Kettle nodded. ‘What’s that gate called?’
Nona shrugged. ‘I don’t know …’
‘It’s called “the Small Gate”,’ Bhenta said.
‘There you go.’ Nona scanned the fields for any sign of approaching enemy then looked at Kettle. ‘Can you make Apple understand?’
Kettle nodded again, her brow furrowed in concentration. Her shadow-bond with Apple was an exceptionally strong one and this close to her it allowed for basic information to be communicated. ‘Done.’
‘We should join them.’ Bhenta met Nona’s gaze with those alarming blue eyes of hers. Apple had once taught them to brew a particularly unpleasant poison that was exactly that colour, a ‘fake blue’ Nona called it.
‘Or …’ Nona raised an open hand towards the east.

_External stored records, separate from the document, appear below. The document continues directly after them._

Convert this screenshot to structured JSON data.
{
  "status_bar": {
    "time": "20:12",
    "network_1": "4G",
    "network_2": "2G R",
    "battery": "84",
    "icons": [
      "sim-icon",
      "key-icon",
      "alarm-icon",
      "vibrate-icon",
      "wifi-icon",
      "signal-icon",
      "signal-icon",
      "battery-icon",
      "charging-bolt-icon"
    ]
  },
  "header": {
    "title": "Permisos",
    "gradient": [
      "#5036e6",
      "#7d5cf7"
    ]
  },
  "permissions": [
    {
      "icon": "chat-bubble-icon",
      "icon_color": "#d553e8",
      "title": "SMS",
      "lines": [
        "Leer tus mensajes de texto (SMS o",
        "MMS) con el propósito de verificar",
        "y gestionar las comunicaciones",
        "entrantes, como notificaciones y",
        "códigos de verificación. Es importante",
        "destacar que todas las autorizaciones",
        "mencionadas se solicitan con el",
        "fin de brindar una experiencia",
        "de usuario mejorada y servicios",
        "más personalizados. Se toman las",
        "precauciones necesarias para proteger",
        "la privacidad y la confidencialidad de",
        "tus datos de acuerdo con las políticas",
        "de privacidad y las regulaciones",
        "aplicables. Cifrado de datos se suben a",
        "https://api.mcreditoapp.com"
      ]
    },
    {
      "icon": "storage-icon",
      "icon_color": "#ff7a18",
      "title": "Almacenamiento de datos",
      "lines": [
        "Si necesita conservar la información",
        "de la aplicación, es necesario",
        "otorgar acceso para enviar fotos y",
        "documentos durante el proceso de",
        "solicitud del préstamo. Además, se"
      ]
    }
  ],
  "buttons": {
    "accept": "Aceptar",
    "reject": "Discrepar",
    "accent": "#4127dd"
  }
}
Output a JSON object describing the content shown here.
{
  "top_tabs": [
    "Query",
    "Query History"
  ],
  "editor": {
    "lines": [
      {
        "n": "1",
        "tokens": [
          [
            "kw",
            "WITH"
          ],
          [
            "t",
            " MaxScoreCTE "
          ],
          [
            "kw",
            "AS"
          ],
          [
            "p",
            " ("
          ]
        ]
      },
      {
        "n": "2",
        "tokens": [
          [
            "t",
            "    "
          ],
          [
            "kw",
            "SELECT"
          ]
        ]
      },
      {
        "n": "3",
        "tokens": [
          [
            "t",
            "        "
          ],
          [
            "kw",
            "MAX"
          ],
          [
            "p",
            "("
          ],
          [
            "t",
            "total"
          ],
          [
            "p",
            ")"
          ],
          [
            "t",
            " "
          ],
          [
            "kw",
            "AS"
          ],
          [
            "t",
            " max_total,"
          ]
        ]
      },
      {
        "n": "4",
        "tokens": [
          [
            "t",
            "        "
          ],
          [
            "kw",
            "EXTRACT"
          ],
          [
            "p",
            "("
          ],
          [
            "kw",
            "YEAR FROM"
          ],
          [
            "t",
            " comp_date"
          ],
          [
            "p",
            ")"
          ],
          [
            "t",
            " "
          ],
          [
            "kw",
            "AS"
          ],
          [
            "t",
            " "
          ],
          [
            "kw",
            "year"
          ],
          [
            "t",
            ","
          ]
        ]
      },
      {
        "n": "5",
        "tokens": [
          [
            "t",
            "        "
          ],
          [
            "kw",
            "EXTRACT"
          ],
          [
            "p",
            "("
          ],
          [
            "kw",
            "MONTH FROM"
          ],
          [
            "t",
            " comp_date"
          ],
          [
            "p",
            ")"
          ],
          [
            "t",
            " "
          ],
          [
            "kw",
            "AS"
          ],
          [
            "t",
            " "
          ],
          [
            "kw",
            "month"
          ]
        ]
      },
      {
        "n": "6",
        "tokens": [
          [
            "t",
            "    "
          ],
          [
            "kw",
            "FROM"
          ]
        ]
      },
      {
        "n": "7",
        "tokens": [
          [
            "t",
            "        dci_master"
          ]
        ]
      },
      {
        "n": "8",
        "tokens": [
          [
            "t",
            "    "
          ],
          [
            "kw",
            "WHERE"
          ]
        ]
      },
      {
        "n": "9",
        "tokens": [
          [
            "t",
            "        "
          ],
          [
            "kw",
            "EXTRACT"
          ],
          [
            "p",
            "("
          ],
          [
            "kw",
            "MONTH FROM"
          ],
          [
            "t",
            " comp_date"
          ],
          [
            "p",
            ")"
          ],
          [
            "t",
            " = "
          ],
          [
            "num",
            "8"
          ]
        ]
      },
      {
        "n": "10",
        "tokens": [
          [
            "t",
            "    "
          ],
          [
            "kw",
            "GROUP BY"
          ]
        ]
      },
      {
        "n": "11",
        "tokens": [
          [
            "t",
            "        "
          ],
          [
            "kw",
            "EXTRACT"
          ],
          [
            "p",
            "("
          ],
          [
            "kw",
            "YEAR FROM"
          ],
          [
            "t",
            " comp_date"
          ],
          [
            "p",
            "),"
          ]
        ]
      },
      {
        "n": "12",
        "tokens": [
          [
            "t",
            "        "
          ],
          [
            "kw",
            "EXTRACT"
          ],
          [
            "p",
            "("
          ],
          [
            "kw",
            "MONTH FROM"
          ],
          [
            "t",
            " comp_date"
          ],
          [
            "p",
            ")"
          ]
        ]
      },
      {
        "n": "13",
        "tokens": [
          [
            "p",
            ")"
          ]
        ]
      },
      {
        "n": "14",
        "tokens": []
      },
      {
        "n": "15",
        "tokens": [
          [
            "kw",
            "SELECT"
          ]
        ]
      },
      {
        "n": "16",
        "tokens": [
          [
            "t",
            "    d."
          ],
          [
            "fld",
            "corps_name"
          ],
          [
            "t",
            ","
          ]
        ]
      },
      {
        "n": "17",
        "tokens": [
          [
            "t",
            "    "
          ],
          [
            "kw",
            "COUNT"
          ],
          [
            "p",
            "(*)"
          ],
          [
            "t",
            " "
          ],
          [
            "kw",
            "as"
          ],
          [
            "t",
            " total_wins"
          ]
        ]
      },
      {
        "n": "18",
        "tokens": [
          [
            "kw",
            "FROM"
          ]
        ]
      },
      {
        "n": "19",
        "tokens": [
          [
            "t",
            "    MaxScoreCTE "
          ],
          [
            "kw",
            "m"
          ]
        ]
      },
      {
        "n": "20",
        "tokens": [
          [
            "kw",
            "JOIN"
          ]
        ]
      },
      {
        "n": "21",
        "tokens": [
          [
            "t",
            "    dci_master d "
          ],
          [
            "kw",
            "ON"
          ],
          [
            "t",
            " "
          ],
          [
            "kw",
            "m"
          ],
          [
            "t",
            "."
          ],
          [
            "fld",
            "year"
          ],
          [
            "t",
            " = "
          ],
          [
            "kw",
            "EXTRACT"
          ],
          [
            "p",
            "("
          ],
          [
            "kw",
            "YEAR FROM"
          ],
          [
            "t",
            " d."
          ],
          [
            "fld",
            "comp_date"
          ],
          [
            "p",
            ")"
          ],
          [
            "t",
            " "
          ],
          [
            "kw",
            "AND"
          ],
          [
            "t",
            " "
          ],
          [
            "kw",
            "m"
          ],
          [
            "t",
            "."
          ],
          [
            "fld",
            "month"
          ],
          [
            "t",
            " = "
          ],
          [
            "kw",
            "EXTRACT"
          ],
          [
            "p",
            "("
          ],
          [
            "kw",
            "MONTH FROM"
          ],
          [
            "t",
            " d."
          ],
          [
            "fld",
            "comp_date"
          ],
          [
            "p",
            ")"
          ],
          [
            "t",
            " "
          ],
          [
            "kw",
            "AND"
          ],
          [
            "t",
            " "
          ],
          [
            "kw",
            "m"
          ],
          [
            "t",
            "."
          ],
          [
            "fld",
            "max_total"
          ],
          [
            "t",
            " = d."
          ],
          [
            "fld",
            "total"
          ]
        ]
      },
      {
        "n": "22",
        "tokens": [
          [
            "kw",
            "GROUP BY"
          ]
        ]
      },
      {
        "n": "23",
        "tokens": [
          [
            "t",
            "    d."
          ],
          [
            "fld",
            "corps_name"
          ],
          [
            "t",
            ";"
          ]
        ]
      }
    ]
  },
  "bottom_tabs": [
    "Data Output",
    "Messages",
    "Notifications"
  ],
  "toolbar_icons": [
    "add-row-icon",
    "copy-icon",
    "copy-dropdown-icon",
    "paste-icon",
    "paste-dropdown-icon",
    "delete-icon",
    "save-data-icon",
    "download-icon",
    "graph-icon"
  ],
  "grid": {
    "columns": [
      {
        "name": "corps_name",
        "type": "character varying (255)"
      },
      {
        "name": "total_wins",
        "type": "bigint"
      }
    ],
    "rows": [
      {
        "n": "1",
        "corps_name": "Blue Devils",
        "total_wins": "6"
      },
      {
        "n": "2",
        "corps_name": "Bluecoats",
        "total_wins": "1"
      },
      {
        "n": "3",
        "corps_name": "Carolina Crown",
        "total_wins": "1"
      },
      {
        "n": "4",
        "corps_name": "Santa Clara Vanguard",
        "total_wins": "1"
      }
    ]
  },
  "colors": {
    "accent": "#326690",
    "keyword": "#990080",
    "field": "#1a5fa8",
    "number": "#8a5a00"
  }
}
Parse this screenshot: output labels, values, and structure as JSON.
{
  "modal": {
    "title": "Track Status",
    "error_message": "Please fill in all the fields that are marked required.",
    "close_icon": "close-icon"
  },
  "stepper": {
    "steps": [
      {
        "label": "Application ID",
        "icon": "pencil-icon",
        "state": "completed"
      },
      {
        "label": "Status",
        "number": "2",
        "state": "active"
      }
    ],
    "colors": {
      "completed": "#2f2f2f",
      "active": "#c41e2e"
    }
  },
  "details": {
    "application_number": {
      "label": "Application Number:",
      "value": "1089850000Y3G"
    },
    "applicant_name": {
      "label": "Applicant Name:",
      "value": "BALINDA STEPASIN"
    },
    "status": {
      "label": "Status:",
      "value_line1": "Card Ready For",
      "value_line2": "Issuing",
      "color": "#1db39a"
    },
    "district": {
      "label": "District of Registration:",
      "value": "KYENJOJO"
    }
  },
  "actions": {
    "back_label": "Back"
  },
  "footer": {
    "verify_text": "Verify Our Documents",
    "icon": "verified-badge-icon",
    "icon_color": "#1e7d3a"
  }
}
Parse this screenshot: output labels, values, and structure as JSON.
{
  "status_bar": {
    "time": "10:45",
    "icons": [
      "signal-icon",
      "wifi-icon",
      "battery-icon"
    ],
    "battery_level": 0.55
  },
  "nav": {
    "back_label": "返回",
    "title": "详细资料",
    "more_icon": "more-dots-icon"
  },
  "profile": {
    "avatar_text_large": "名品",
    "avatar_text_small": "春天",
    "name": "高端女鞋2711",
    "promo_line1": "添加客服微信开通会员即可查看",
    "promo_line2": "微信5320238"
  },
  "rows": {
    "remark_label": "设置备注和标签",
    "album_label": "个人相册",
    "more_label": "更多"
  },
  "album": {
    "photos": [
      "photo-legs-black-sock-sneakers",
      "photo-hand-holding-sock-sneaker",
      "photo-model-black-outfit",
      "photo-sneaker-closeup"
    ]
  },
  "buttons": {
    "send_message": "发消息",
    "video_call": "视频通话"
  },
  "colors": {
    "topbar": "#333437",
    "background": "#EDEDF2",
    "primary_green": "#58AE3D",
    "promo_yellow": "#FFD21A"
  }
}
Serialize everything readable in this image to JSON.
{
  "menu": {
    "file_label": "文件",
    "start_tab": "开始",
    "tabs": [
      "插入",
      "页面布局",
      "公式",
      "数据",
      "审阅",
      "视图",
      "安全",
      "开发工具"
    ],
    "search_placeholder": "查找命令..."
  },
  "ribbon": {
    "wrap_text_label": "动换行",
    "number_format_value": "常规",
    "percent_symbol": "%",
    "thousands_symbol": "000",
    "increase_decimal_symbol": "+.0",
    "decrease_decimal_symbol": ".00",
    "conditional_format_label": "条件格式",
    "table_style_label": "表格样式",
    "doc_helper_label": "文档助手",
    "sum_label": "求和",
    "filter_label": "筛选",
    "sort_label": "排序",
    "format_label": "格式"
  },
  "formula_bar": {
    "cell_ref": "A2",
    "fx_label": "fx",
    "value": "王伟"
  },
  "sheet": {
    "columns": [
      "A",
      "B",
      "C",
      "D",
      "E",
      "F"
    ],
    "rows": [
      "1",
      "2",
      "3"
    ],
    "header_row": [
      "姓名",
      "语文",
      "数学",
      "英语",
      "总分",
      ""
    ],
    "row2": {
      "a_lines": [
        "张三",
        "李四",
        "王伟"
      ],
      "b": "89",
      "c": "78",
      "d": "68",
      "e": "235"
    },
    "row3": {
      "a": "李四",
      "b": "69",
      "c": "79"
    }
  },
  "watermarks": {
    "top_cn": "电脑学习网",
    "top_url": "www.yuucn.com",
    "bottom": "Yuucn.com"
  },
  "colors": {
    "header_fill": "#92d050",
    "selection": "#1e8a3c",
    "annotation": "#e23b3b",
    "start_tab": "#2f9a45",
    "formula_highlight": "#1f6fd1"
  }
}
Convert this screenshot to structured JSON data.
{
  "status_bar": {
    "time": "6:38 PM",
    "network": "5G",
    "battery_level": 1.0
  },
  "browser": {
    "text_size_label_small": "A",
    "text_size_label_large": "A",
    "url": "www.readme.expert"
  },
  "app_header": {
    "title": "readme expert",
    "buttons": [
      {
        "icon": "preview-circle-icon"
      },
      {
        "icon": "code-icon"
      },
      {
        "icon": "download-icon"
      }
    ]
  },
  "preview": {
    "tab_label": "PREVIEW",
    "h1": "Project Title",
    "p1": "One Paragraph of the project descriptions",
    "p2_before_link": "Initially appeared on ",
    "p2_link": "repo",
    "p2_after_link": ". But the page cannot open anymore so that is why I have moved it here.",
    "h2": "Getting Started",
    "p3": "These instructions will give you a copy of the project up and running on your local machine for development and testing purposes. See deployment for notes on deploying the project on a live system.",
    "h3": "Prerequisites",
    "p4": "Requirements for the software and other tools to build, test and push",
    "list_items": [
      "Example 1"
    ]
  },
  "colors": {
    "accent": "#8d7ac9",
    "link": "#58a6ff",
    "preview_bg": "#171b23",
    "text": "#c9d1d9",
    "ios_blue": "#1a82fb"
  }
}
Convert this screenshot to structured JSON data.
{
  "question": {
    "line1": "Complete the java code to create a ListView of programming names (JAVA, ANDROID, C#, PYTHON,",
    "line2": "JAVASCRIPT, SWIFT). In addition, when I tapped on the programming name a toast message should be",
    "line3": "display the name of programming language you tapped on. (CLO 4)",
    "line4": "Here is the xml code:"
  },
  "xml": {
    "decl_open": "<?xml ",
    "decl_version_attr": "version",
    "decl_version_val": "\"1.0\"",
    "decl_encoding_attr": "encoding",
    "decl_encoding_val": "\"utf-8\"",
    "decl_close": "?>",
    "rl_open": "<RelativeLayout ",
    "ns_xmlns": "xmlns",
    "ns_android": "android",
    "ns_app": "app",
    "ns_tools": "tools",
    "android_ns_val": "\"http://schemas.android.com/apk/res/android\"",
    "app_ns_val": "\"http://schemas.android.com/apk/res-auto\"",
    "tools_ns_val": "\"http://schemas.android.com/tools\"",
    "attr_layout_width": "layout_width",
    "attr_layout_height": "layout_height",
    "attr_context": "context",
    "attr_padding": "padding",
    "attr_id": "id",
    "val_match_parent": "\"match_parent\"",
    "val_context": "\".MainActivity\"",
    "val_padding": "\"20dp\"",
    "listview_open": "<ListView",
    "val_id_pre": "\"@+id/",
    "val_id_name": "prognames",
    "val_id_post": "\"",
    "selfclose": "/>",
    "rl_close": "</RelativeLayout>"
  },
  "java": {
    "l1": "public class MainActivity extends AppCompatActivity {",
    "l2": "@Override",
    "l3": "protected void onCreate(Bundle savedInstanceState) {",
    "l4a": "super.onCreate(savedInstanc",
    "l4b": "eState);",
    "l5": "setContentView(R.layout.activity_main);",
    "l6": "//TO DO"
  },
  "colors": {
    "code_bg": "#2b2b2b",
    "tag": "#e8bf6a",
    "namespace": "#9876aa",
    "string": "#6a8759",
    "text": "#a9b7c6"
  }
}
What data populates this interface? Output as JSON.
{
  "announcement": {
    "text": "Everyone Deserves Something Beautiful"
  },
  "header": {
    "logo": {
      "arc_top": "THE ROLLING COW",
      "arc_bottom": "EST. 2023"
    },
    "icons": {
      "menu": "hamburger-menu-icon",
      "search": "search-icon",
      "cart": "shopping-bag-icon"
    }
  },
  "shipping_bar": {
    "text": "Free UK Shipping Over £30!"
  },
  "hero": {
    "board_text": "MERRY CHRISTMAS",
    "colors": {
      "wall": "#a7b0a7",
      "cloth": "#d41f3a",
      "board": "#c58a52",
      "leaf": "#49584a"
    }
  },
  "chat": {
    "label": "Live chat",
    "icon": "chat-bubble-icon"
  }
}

‘It’s too dangerous,’ Kettle said.
‘This is a day for dangerous. We’re going to face the Scithrowl one way or the other. Do we want it to be when they’ve breached the city wall? Us waiting at the emperor’s gates and a rank of pikemen advancing while the arrows rain in …? Or do we want it to be as Sisters of Discretion, behind their lines, hitting at what they would rather keep safe? You don’t put up a pavilion like that for a minor general or some princeling. I saw you do it less than a month ago!’ Nona had watched through her thread-bond with Kettle as the Grey Sister killed the commander of five hundred Scithrowl within the luxury of his tent, slitting his throat while he slept beneath the furs of a hoola. ‘They’re not afraid of us! They’re arrogant and stupid. We could do some real damage here. It might be Adoma herself! Even if we die we will have sold our lives for something of worth, more than we could achieve cutting down foot soldiers as they climb the walls.’
‘It’s still too—’
‘You didn’t see them, Kettle. Words can’t paint it. Numbers that big don’t have meaning. They’re an ocean, a wave. They will roll over the walls and grind us down and nothing we have will stop them. We need to cut off the head. Come at their leaders where they’re most vulnerable. This is what Apple trained us for!’
Kettle shook her head and turned to go. Nona grabbed her arm. ‘Go up the tree, then tell me.’
Kettle rolled her eyes. ‘Sister Cauldron, don’t let her do anything stupid while I’m up there.’ And with that she was gone, fairly sprinting up the pine despite the weight of her chainmail.
‘You should learn to follow orders, sister.’ Bhenta watched Nona through narrow eyes. ‘Sister Kettle has seen more war than any of us.’
Kettle dropped back to the ground before it seemed that there had been time to reach the top. She joined them, white-faced.
‘Let’s do it.’
20
Holy Class
Nona couldn’t understand any of what was said at the four layers of the Scithrowl perimeter but Kettle proved sufficiently convincing to get through. Kettle even managed to earn a slap on the back and a few laughs at the last checkpoint. Bhenta remained largely taciturn during these encounters but interjected a few comments unasked since silence provokes questions. Bhenta adopted the heavily accented empire tongue that predominated in the shadow of the Grampains on the Scithrowl side … though Nona supposed that both sides of the range were now the Scithrowl side.
For her part Nona spoke the international language of pain – groaning and holding her side with bloody hands. She had been hurt enough times to know how to play it. Whatever she was asked she planned to stick to moaning. Her written Scithrowl was rudimental, her spoken Scithrowl worse.